把握したのは、ひりつく痺れと、真っ暗になった視界だった。
「毒の抗体も、流石にそこへは作れないでしょう?」
口から。及び針からの毒液噴射。
毒針が効かない相手に対して、蜂が取る攻撃の一つである。その命中率たるや、離れた場所からでさえ、外すことなく敵の眼球を破壊できる程である。
粘膜ゆえに液体の浸透率は高い。仮に怪物が眼球を再生した所で、奥深くまで浸透した毒液は、絶えず相手の目を焼き続ける。

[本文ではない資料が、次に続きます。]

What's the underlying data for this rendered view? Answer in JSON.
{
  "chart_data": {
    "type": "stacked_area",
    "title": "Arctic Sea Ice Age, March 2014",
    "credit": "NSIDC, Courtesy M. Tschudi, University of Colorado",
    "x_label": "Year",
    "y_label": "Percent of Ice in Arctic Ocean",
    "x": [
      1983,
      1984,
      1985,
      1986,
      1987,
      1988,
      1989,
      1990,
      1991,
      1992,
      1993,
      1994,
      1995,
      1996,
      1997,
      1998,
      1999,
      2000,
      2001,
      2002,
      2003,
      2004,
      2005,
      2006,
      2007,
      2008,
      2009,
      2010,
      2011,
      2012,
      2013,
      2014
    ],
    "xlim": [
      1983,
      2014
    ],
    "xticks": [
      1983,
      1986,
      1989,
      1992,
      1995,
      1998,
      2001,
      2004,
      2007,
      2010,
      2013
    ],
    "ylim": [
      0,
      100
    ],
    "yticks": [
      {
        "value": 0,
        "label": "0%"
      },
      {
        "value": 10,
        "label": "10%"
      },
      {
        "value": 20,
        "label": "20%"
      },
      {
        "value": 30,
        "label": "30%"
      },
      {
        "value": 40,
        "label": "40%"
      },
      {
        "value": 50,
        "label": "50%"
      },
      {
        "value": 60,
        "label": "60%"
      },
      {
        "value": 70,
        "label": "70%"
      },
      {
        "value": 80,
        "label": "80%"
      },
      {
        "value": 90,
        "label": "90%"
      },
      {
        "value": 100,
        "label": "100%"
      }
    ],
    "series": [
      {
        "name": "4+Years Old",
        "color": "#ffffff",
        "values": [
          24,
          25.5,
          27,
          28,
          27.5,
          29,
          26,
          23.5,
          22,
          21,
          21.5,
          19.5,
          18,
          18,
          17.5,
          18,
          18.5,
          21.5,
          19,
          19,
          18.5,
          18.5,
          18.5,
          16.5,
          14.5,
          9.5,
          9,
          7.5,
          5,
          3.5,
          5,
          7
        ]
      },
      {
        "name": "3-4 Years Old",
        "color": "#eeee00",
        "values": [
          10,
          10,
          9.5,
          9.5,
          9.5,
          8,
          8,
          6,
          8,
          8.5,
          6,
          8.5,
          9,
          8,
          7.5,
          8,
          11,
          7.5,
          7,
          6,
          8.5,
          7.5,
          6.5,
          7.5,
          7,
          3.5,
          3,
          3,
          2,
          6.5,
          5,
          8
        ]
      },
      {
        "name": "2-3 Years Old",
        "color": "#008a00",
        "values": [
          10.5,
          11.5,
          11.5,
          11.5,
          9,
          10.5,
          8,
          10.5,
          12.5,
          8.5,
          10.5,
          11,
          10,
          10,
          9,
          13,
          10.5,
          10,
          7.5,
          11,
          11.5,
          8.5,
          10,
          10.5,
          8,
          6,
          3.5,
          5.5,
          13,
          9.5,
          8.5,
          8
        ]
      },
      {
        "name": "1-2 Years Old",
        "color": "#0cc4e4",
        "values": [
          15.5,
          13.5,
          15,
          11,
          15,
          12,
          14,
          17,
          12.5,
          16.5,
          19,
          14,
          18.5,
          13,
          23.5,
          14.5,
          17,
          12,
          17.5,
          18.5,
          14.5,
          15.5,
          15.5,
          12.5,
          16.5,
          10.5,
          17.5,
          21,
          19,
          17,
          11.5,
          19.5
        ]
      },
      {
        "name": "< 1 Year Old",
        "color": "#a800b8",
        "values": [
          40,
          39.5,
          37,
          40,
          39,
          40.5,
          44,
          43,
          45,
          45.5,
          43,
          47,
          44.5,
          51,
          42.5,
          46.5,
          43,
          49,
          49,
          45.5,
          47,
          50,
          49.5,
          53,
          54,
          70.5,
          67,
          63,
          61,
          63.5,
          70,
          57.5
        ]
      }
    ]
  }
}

「王子様に守られてばかりで、まともに戦った事がないでしょう? ……年季が違うのよ。お姫様」
冷たく言い放つリリカは、蜘蛛脚からの拘束を逃れ、一端少女の怪物から距離を取る。後は、〝切り札〟による一撃。勿論殺さぬよう加減して放つ腹積もりだ。
だが……。そんなリリカの天望は、またしてもあっさりと切り崩された。
ブチュリ。と、嫌な音が響き渡る。
少女の両手は、自らの眼窩を、眼球とその周辺の肉ごと握り潰していた。
「……ちょっと思いきりが良すぎない? 貴女。それだけ再生繰り返して……果たして余力は残ってるのかしら?」
呆れたようなリリカの顔を、少女が見ることはない。もっとも、たとえ眼球が無事でも、本当に見るかどうかは甚だ怪しいが。
「貴女をねじ伏せられたら……何でもいい。倒れてもレイが来てくれるから、安心」
そう呟いて、一時的に盲目となった少女は、愛しげに何もない所を撫でる。まるでデートの待ち合わせに来た誰かに甘えるように。手を繋ぐようねだるかのように。そんなあからさまな仕草にリリカが顔をしかめているなど露ほど感じずに。
「年季ばかり重ねてて、本気で恋をした事がないんでしょう? 愛の重さが違うんですよ。女王様?」
少女は見下すように女王を嘲笑した。